If disease subtypes are formed by cross-classifying individual binary disease markers, then statistical tests for associations between risk factors and individual disease markers can be conducted using the `eh_test_marker()` funtion.

Let $k$ index disease markers, $k = 1, \ldots, K$. Here the $M$ disease subtypes are formed by cross-classification of the $K$ binary disease markers, so that we have $M = 2^K$ disease subtypes.

To evaluate the independent influences of individual disease markers, it is convenient to transform the parameters in $\boldsymbol{\beta}$ using the one-to-one linear transformation 

$$\hat{\boldsymbol{\gamma}} = \frac{\hat{\boldsymbol{\beta}} \mathbf{L}}{M/2}.$$
Here $\mathbf{L}$ is an $M \times K$ contrast matrix such that the entries are -1 if disease marker $k$ is absent for disease subtype $m$ and 1 if disease marker $k$ is present for disease subtype $m$. $\boldsymbol{\gamma}$ is then the $(P+1) \times K$ matrix of parameters that reflect the independent effects of distinct disease markers. Each element of the $\boldsymbol{\gamma}$ parameters represents the average of differences in log odds ratios between disease subtypes defined by different levels of the $k$th disease marker with respect to the $p$th risk factor when the other disease markers are held constant. Variance estimates corresponding to each $\hat{\gamma}_{pk}$ are obtained using

$$\widehat{var}(\hat{\gamma}_{pk}) = \left(\frac{M}{2}\right)^{-2} \mathbf{L}_{\boldsymbol{\cdot} k}^T \widehat{cov}(\hat{\boldsymbol{\beta}}_{p \boldsymbol{\cdot}}^T) \mathbf{L}_{\boldsymbol{\cdot} k}$$
where $\mathbf{L}_{\boldsymbol{\cdot} k}$ is the $k$th column of the $\mathbf{L}$ matrix and the estimated variance-covariance matrix $\widehat{cov}(\hat{\boldsymbol{\beta}}_{p \boldsymbol{\cdot}})$ for each risk factor $p$ is obtained directly from the polytomous logistic regression model. 

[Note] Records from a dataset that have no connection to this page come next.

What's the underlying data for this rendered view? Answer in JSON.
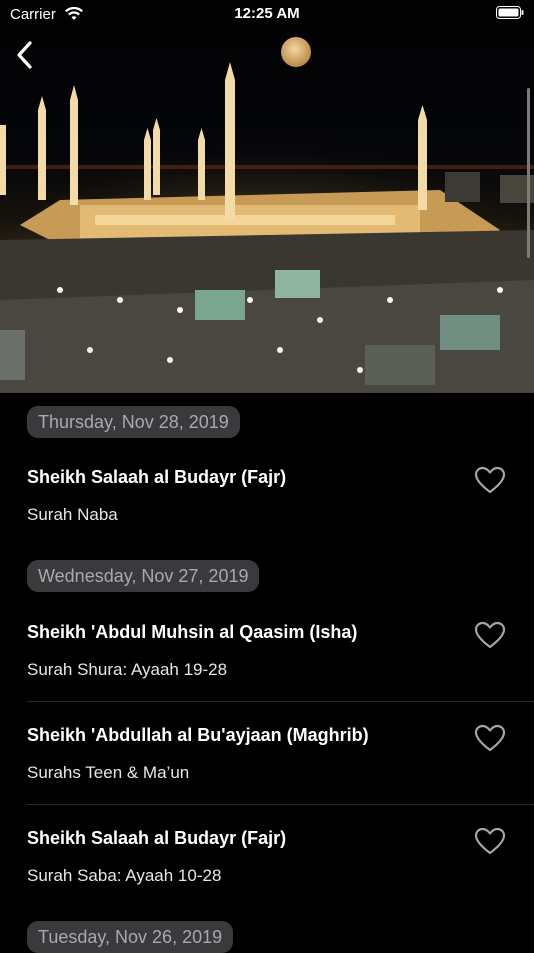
{
  "status_bar": {
    "carrier": "Carrier",
    "time": "12:25 AM"
  },
  "nav": {
    "back_icon": "chevron-left-icon"
  },
  "hero": {
    "description_icon": "mosque-night-photo"
  },
  "sections": [
    {
      "date": "Thursday, Nov 28, 2019",
      "items": [
        {
          "title": "Sheikh Salaah al Budayr (Fajr)",
          "subtitle": "Surah Naba"
        }
      ]
    },
    {
      "date": "Wednesday, Nov 27, 2019",
      "items": [
        {
          "title": "Sheikh 'Abdul Muhsin al Qaasim (Isha)",
          "subtitle": "Surah Shura: Ayaah 19-28"
        },
        {
          "title": "Sheikh 'Abdullah al Bu'ayjaan (Maghrib)",
          "subtitle": "Surahs Teen & Ma’un"
        },
        {
          "title": "Sheikh Salaah al Budayr (Fajr)",
          "subtitle": "Surah Saba: Ayaah 10-28"
        }
      ]
    },
    {
      "date": "Tuesday, Nov 26, 2019",
      "items": []
    }
  ],
  "colors": {
    "background": "#000000",
    "chip": "#3a3a3c",
    "chip_text": "#a9a9ad",
    "heart": "#a5a5a8"
  }
}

Hypothesis tests for the question of whether a risk factor effect differs across levels of each individual disease marker of which the disease subtypes are comprised can be conducted separately for each combination of risk factor $p$ and disease marker $k$ using a Wald test of the hypothesis 

$$H_{0_{{\gamma_{pk}}}}: \gamma_{pk} = 0.$$
Using the `subtype_data` simulated dataset, we can examine the influence of risk factors `x1`, `x2`, and `x3` on the two individual disease markers `marker1` and `marker2`. These two binary disease markers will be cross-classified to form four disease subtypes that will be used as the outcome in the polytomous logistic regression model to obtain the $\hat{\boldsymbol{\beta}}$ estimates, which are then transformed in order to obtain estimates and hypothesis tests related to the individual disease markers.

```{r}
library(riskclustr)

mod2 <- eh_test_marker(
  markers = list("marker1", "marker2"),
  factors = list("x1", "x2", "x3"),
  case = "case",
  data = subtype_data)
```

See the function [documentation](https://www.emilyzabor.com/riskclustr/reference/eh_test_marker.html) for details of function arguments.  

The resulting estimates $\hat{\boldsymbol{\gamma}}$ can be accessed with

```{r eval = FALSE}
mod2$gamma
```


```{r echo = FALSE}
knitr::kable(mod2$gamma)
```

the associated standard deviation estimates $\sqrt{\widehat{var}(\hat{\boldsymbol{\gamma}})}$ with

```{r eval = FALSE}
mod2$gamma_se
```


```{r echo = FALSE}
knitr::kable(mod2$gamma_se)
```

and the associated p-values with 

```{r eval = FALSE}
mod2$gamma_pval
```


```{r echo = FALSE}
knitr::kable(mod2$gamma_pval)
```

An overall formatted dataframe containing the $\hat{\boldsymbol{\gamma}} \Big(\sqrt{\widehat{var}(\hat{\boldsymbol{\gamma}})}\Big)$ and p-values to test the null hypotheses $H_{0_{\gamma_{pk}}}$ can be obtained as

```{r eval = FALSE}
mod2$gamma_se_p
```


```{r echo = FALSE}
knitr::kable(mod2$gamma_se_p)
```

The estimates and heterogeneity p-values for disease subtypes formed by cross-classifying these individual disease markers can also be accessed in objects `beta_se_p` and `or_ci_p`, as described in the section on [Pre-specified subtypes](#subtype).